Lighting designer Lucy Carter won the inaugural 2018 Critics’ Circle National Dance Award for Outstanding Creative Contribution. She has twice won the Knight of Illumination Award, (Chroma, 2008, and Woolf Works, 2015), and also won the TMA Achievement Prize for Lohengrin and the 2004 Olivier Dance Award for 2 Human

Lucy Carter often collaborates in prestigious Opera Institutions.

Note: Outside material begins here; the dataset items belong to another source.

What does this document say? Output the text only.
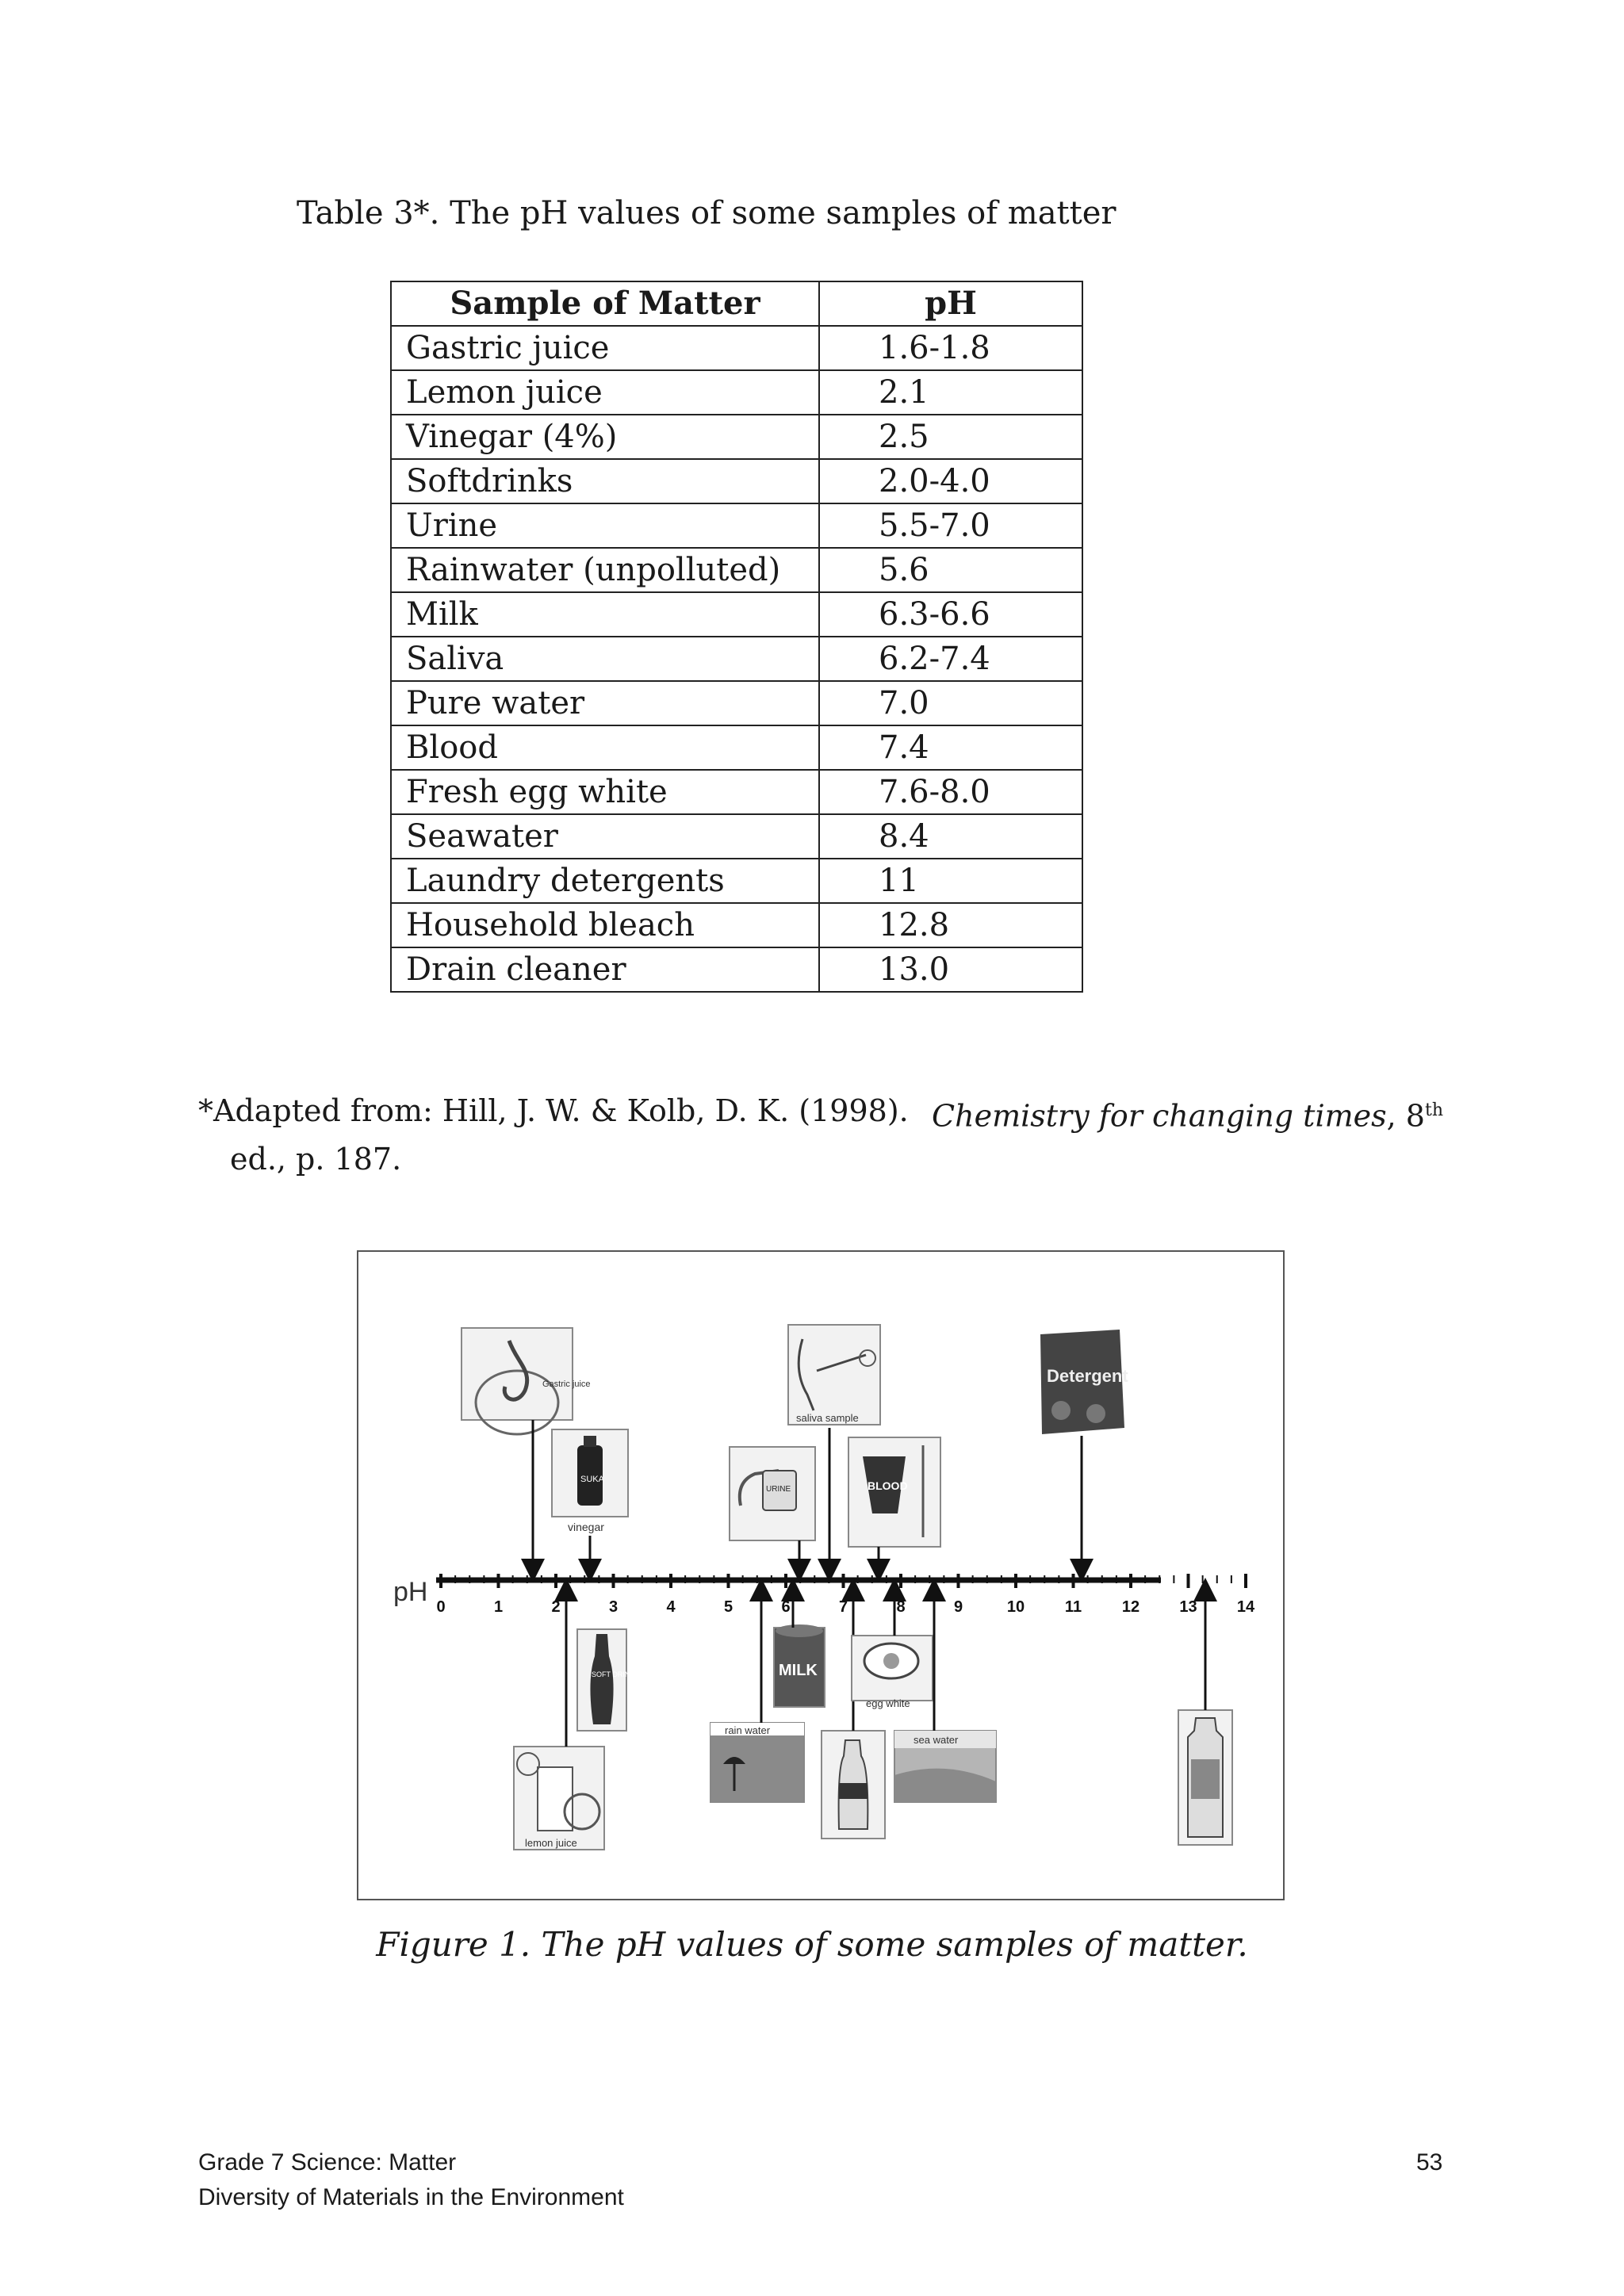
Table 3*. The pH values of some samples of matter
Sample of Matter	pH
Gastric juice	1.6-1.8
Lemon juice	2.1
Vinegar (4%)	2.5
Softdrinks	2.0-4.0
Urine	5.5-7.0
Rainwater (unpolluted)	5.6
Milk	6.3-6.6
Saliva	6.2-7.4
Pure water	7.0
Blood	7.4
Fresh egg white	7.6-8.0
Seawater	8.4
Laundry detergents	11
Household bleach	12.8
Drain cleaner	13.0
*Adapted from: Hill, J. W. & Kolb, D. K. (1998). Chemistry for changing times, 8th
ed., p. 187.
pH 0	1	2	3	4	5	6	7	8	9	10	11	12	13	14
Gastric juice
SUKA
vinegar
saliva sample
URINE	BLOOD
Detergent
lemon juice
SOFT DRINK
rain water
MILK
egg white
sea water
Figure 1. The pH values of some samples of matter.
Grade 7 Science: Matter
Diversity of Materials in the Environment
53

She took part in the creations of The Cunning Little Vixen, Orpheus, Salome, and The Dream of Gerontius at English National Opera, Kátia Kabanová at Rome Opera and Royal Opera House Covent Garden (2019 Olivier Award in the Best New Opera Production category), Mavra/Pierrot lunaire and Hänsel und Gretel at Covent Garden, Werther at Bergen National Opera, Elektra in Göteborg, Lohengrin in Greece, Warsaw and Cardiff, La finta giardiniera in Glyndebourne and Teatro alla Scala, Le Nozze di Figaro at Paris Opera… 

Carter’s theatre work includes Much Ado About Nothing, 2:22 A Ghost Story, Wicked, Everybody’s Talking About Jamie, Coriolanus, Home, I’m Darling, The Almighty Sometimes, On the Town, Oil, The End of Longing, Medea, Emil and the Detectives, Blurred Lines and Husband and Sons

Her choreographic works include, among others, The Dante Project, McGregor + Mugler, Woolf Works, Obsidian Tear, Afterite, Yugen, Multiverse, Chroma and Autobiography with choreographer Wayne McGregor, Threshold for Le Patin Libre and The Most Incredible Thing (Sadler’s Wells and Charlotte Ballet). 

Lucy Carter has also designed the lighting for Gareth Pugh women's collection shows at London Fashion Week in 2017 and 2019 and Paloma Faith's performance at the Brit Awards in 2015. This season, she is working on Alcina at the Royal Opera House Covent Garden.